Thanks for taktuk’s ability, so I can use the logic for master and manage all the servers, so I just need to redirect the stdout to the master and I can get every detail of the slave’s status.
May be you will ask: Why bother? If you just need a job manager, Why not use Hadoop? Hadoop is very good at executing and manage jobs.
The answer is that hadoop or map reduce is not fit for crawling. Crawling is something like a recursive tool. Crawling start at a beginning point, and found more and more task from that, you don’t know how many times should that recur, but map reduce is not good at recursive operations.
I surely use hadoop, but just to handle the data that crawler has fetched, but as crawler, it is not useful.

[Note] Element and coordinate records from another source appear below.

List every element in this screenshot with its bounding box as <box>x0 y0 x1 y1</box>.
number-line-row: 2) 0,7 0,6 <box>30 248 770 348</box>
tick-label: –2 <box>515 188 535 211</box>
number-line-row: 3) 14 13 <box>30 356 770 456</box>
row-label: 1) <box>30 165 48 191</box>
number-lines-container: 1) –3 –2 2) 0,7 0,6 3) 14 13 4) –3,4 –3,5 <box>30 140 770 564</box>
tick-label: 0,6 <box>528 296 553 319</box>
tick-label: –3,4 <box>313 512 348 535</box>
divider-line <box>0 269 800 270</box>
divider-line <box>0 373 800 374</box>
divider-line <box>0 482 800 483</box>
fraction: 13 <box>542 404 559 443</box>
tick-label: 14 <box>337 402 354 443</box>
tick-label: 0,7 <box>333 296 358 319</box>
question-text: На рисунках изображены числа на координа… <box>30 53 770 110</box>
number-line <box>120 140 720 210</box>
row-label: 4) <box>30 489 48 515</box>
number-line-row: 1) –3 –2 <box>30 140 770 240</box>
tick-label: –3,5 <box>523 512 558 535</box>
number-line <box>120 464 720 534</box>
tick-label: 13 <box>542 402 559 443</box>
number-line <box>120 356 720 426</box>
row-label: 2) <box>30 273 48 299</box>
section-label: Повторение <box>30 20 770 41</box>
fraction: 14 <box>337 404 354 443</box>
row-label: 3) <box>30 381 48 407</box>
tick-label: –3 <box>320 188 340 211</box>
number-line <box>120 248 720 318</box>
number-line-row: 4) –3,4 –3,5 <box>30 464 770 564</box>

At the end of this article, I would say, to run a cluster of crawler is very difficult, the logic of crawler is very complex if you want crawler won’t cost very much of your precious time. I’ll write how I wrote the crawler in another article.
Thanks for taktuk, without it, the work for my scripting tool can be more harder than writing the crawler. Life is hard for analysing massive data, but with a better tool, at least, your life will be easier.